Capitol Notes

Digital advertising tax proposed to fund student loan relief

Sponsored content on Facebook or banner advertisements at the top of a website might indirectly be helping curb student loan debt for New Yorkers in the future.

That’s the vision of state Sen. Kevin Thomas, a Long Island Democrat, who joined The Capitol Pressroom on Wednesday to talk about new legislation that would impose a state sales tax on digital advertising. Revenues would then be directed to a fund administered by the Higher Education Services Corporation that would offer zero interest refinancing of student loans.

He contended that digital advertising is exempt from existing state tax law, which focuses on “tangible advertising services.” “What my bill does is a sales tax between a company and the advertising agency,” Thomas said.

State Sen.
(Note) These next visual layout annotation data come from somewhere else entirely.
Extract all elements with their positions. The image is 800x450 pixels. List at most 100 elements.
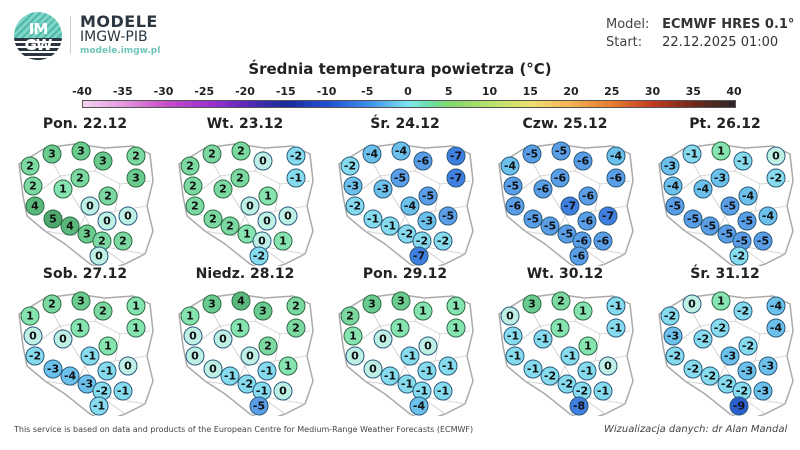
temperature-marker: 0 xyxy=(240,196,260,216)
forecast-panel: Śr. 31.12 -2 0 1 -2 -4 -4 -3 -2 -2 -2 -3 -2 -3 -3 -2 -2-… xyxy=(645,266,800,416)
temperature-marker: -5 xyxy=(720,196,740,216)
temperature-marker: 1 xyxy=(390,318,410,338)
temperature-marker: 3 xyxy=(71,291,91,311)
temperature-marker: -1 xyxy=(505,346,525,366)
temperature-marker: 0 xyxy=(345,346,365,366)
temperature-marker: 0 xyxy=(278,206,298,226)
colorbar-tick: 40 xyxy=(726,85,742,98)
temperature-marker: -6 xyxy=(606,168,626,188)
temperature-marker: -1 xyxy=(682,144,702,164)
temperature-marker: 0 xyxy=(89,246,109,266)
temperature-marker: 2 xyxy=(230,168,250,188)
temperature-marker: -2 xyxy=(433,231,453,251)
panel-date-title: Pon. 29.12 xyxy=(362,266,448,282)
temperature-marker: -1 xyxy=(257,361,277,381)
temperature-marker: 1 xyxy=(98,336,118,356)
colorbar-tick: 10 xyxy=(481,85,498,98)
temperature-marker: -1 xyxy=(113,381,133,401)
temperature-marker: 4 xyxy=(60,216,80,236)
temperature-marker: -1 xyxy=(577,361,597,381)
brand-url: modele.imgw.pl xyxy=(80,46,161,56)
temperature-marker: -5 xyxy=(665,196,685,216)
start-info: Start: 22.12.2025 01:00 xyxy=(606,35,778,50)
temperature-marker: 2 xyxy=(185,196,205,216)
temperature-marker: -4 xyxy=(362,144,382,164)
temperature-marker: -1 xyxy=(523,359,543,379)
temperature-marker: -3 xyxy=(663,326,683,346)
temperature-marker: -1 xyxy=(380,366,400,386)
temperature-marker: 1 xyxy=(258,186,278,206)
temperature-marker: 1 xyxy=(550,318,570,338)
temperature-marker: -6 xyxy=(572,231,592,251)
temperature-marker: -3 xyxy=(758,356,778,376)
temperature-marker: 0 xyxy=(373,329,393,349)
temperature-marker: -5 xyxy=(522,144,542,164)
forecast-panel: Śr. 24.12 -2 -4 -4 -6 -7 -7 -3 -3 -5 -5 -4 -2 -3 -5 -1-… xyxy=(325,116,485,266)
temperature-marker: 0 xyxy=(53,329,73,349)
temperature-marker: 1 xyxy=(180,306,200,326)
temperature-marker: -6 xyxy=(505,196,525,216)
temperature-marker: 3 xyxy=(362,294,382,314)
temperature-marker: 1 xyxy=(278,356,298,376)
temperature-marker: -3 xyxy=(710,168,730,188)
temperature-marker: 1 xyxy=(446,296,466,316)
temperature-marker: 1 xyxy=(578,336,598,356)
temperature-marker: 1 xyxy=(711,141,731,161)
temperature-marker: 1 xyxy=(230,318,250,338)
temperature-marker: 1 xyxy=(70,318,90,338)
temperature-marker: -2 xyxy=(412,231,432,251)
temperature-marker: 2 xyxy=(286,296,306,316)
temperature-marker: 0 xyxy=(118,206,138,226)
chart-title: Średnia temperatura powietrza (°C) xyxy=(248,60,552,78)
colorbar-tick: 15 xyxy=(522,85,538,98)
temperature-marker: -1 xyxy=(606,296,626,316)
temperature-marker: 2 xyxy=(23,176,43,196)
model-info: Model: ECMWF HRES 0.1° xyxy=(606,17,794,32)
temperature-marker: -6 xyxy=(550,168,570,188)
temperature-marker: -3 xyxy=(43,359,63,379)
temperature-marker: 2 xyxy=(93,301,113,321)
temperature-marker: 0 xyxy=(213,329,233,349)
forecast-panel: Sob. 27.12 1 2 3 2 1 1 0 0 1 1 -1 -2 -1 0 -3 -4 -3 -2 -1 -1 xyxy=(5,266,165,416)
temperature-marker: -2 xyxy=(249,246,269,266)
temperature-marker: -1 xyxy=(533,329,553,349)
temperature-marker: -5 xyxy=(700,216,720,236)
panel-date-title: Niedz. 28.12 xyxy=(195,266,295,282)
colorbar-tick: 5 xyxy=(444,85,453,98)
temperature-marker: -1 xyxy=(593,381,613,401)
panel-date-title: Pon. 22.12 xyxy=(42,116,128,132)
temperature-marker: -6 xyxy=(578,186,598,206)
temperature-marker: 2 xyxy=(126,146,146,166)
temperature-marker: -5 xyxy=(418,186,438,206)
forecast-panel: Wt. 23.12 2 2 2 0 -2 -1 2 2 2 1 0 2 0 0 2 2 1 0 1 -2 xyxy=(165,116,325,266)
logo-text-top: IM xyxy=(28,20,49,38)
colorbar-tick: -10 xyxy=(316,85,337,98)
logo-stripes xyxy=(14,38,62,60)
model-value: ECMWF HRES 0.1° xyxy=(662,17,795,32)
temperature-marker: 3 xyxy=(42,144,62,164)
temperature-marker: -5 xyxy=(737,211,757,231)
temperature-marker: -4 xyxy=(606,146,626,166)
temperature-marker: -2 xyxy=(540,366,560,386)
panel-date-title: Czw. 25.12 xyxy=(522,116,608,132)
temperature-marker: -5 xyxy=(753,231,773,251)
temperature-marker: 0 xyxy=(80,196,100,216)
temperature-marker: 3 xyxy=(202,294,222,314)
temperature-marker: 2 xyxy=(183,176,203,196)
brand-subtitle: IMGW-PIB xyxy=(80,29,148,45)
temperature-marker: 2 xyxy=(70,168,90,188)
temperature-marker: 1 xyxy=(446,318,466,338)
temperature-marker: -1 xyxy=(560,346,580,366)
temperature-marker: 2 xyxy=(113,231,133,251)
temperature-marker: 0 xyxy=(252,231,272,251)
temperature-marker: -1 xyxy=(503,326,523,346)
temperature-marker: 0 xyxy=(766,146,786,166)
temperature-marker: -4 xyxy=(738,186,758,206)
temperature-marker: -1 xyxy=(438,356,458,376)
temperature-marker: -5 xyxy=(503,176,523,196)
temperature-marker: -2 xyxy=(340,156,360,176)
colorbar-tick: -35 xyxy=(112,85,133,98)
temperature-marker: 2 xyxy=(286,318,306,338)
model-label: Model: xyxy=(606,17,650,32)
temperature-marker: -2 xyxy=(700,366,720,386)
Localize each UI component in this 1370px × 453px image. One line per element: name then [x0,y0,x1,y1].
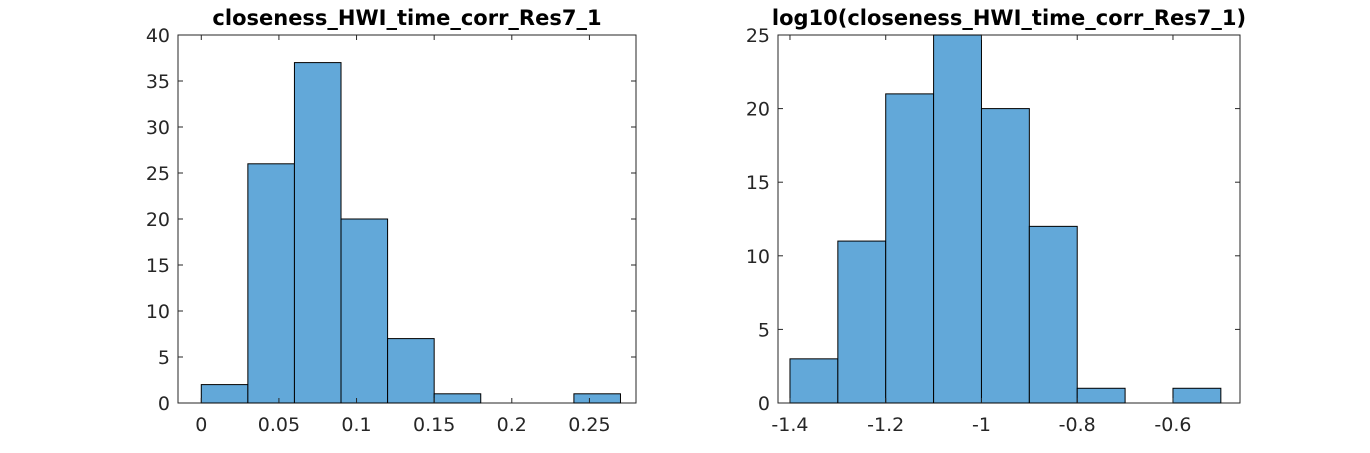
x-tick-label: -1.2 [867,414,904,436]
histogram-bar [247,163,295,404]
y-tick-label: 0 [758,393,770,415]
x-tick-label: 0.2 [497,414,527,436]
x-tick-label: 0.25 [568,414,610,436]
histogram-bar [885,93,935,404]
histogram-bar [433,393,482,404]
histogram-bar [200,384,249,404]
y-tick-label: 40 [146,25,170,47]
y-tick-label: 10 [746,246,770,268]
y-tick-label: 35 [146,71,170,93]
y-tick-label: 20 [146,209,170,231]
histogram-log10-closeness: -1.4 -1.2 -1 -0.8 -0.6 0 5 10 15 20 25log10(closen… [746,6,1246,436]
y-tick-label: 15 [746,172,770,194]
histogram-closeness: 0 0.05 0.1 0.15 0.2 0.25 0 5 10 15 20 25 30 35 40 close… [146,6,637,436]
histogram-bar [1076,387,1126,404]
x-tick-label: -0.8 [1059,414,1096,436]
histogram-bar [1172,387,1222,404]
y-tick-label: 20 [746,99,770,121]
histogram-bar [293,62,342,404]
x-tick-label: 0.05 [258,414,300,436]
x-tick-label: -1.4 [771,414,808,436]
chart-title: log10(closeness_HWI_time_corr_Res7_1) [772,6,1246,30]
x-tick-label: 0.1 [341,414,371,436]
y-tick-label: 30 [146,117,170,139]
y-tick-label: 25 [746,25,770,47]
histogram-bar [789,358,839,404]
x-tick-label: -1 [972,414,991,436]
y-tick-label: 25 [146,163,170,185]
chart-title: closeness_HWI_time_corr_Res7_1 [212,6,601,30]
y-tick-label: 5 [758,319,770,341]
x-tick-label: 0.15 [413,414,455,436]
histogram-bar [573,393,621,404]
y-tick-label: 0 [158,393,170,415]
histogram-bar [837,240,887,404]
histogram-bar [980,108,1030,404]
y-tick-label: 10 [146,301,170,323]
x-tick-label: -0.6 [1154,414,1191,436]
y-tick-label: 15 [146,255,170,277]
histogram-bar [340,218,389,404]
x-tick-label: 0 [195,414,207,436]
histogram-bar [387,338,435,404]
histogram-bar [933,34,982,404]
histogram-bar [1028,225,1078,404]
y-tick-label: 5 [158,347,170,369]
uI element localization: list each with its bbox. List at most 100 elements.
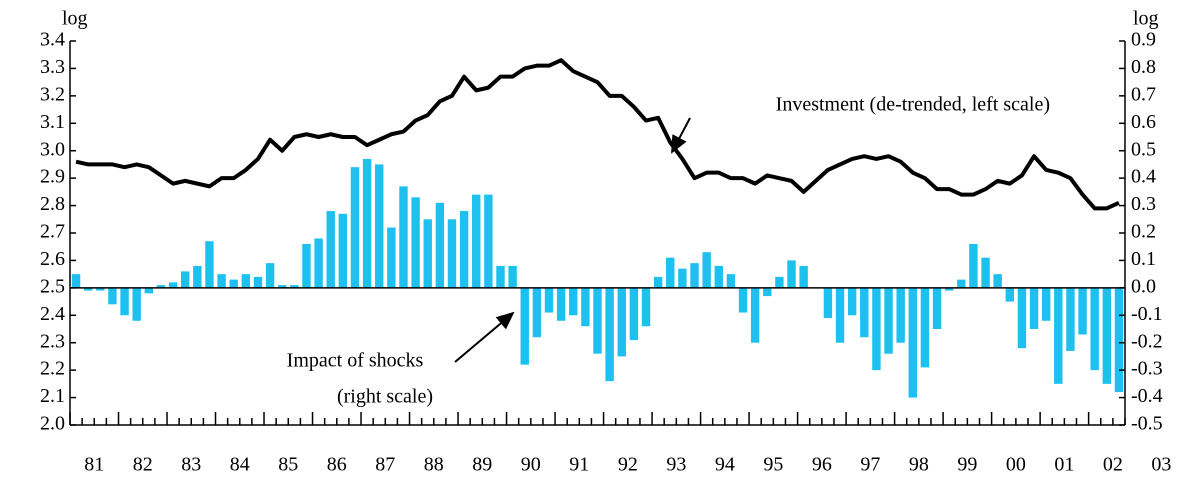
y2-tick-label: 0.9	[1131, 29, 1156, 51]
x-tick-label: 85	[278, 454, 298, 476]
bar	[193, 265, 202, 288]
y2-tick-label: 0.0	[1131, 275, 1156, 297]
x-tick-label: 00	[1006, 454, 1026, 476]
bar	[799, 265, 808, 288]
y-tick-label: 2.0	[40, 413, 65, 435]
x-tick-label: 82	[133, 454, 153, 476]
bar	[459, 211, 469, 288]
bar	[787, 260, 796, 288]
x-tick-label: 03	[1151, 454, 1171, 476]
bar	[217, 274, 226, 288]
y2-tick-label: -0.2	[1131, 330, 1163, 352]
bar	[423, 219, 432, 288]
bar	[532, 287, 542, 338]
bar	[241, 274, 251, 288]
bar	[738, 287, 748, 313]
bar	[290, 285, 299, 288]
bar	[411, 197, 420, 288]
bar	[278, 285, 287, 288]
x-tick-label: 87	[375, 454, 395, 476]
bar	[932, 287, 942, 329]
y-axis-label: log	[62, 8, 88, 30]
x-tick-label: 91	[569, 454, 589, 476]
x-tick-label: 93	[666, 454, 686, 476]
x-tick-label: 94	[715, 454, 735, 476]
bar	[472, 194, 481, 288]
y-tick-label: 2.2	[40, 358, 65, 380]
bar	[653, 276, 663, 288]
bar	[168, 282, 178, 288]
y2-tick-label: 0.6	[1131, 111, 1156, 133]
bar	[569, 287, 578, 316]
y2-axis-label: log	[1133, 8, 1159, 30]
y2-tick-label: 0.3	[1131, 193, 1156, 215]
y-tick-label: 3.4	[40, 29, 65, 51]
bar	[823, 287, 833, 319]
bar	[763, 287, 772, 297]
bar	[1029, 287, 1039, 329]
y-tick-label: 2.7	[40, 221, 65, 243]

Kevin Thomas, a Long Island Democrat, speaks in the Capitol. Provided by state Senate.

State Sen. Kevin Thomas, a Long Island Democrat, speaks in the Capitol. Provided by state Senate.

Based on national spending on digital advertising, he estimates that applying a state sales tax to digital advertising could bring in $1 billion annually.

If the advertising firm and the client weren’t based in New York the proposed sales tax wouldn’t apply, but Thomas believes that revenue could still be collected by the state’s “use tax.”

Legislation in a similar vein made it through the Maryland state legislature, but that measure taxes a digital advertiser’s annual gross revenues derived from digital advertisements. Opponents of the Maryland proposal, which has been introduced in a very similar fashion in New York by state Sen. Mike Gianaris, contend this method of taxation runs afoul of the U.S. Constitution and federal statutes.

Thomas believes the construction of his bill would enable it to withstand potential legal scrutiny.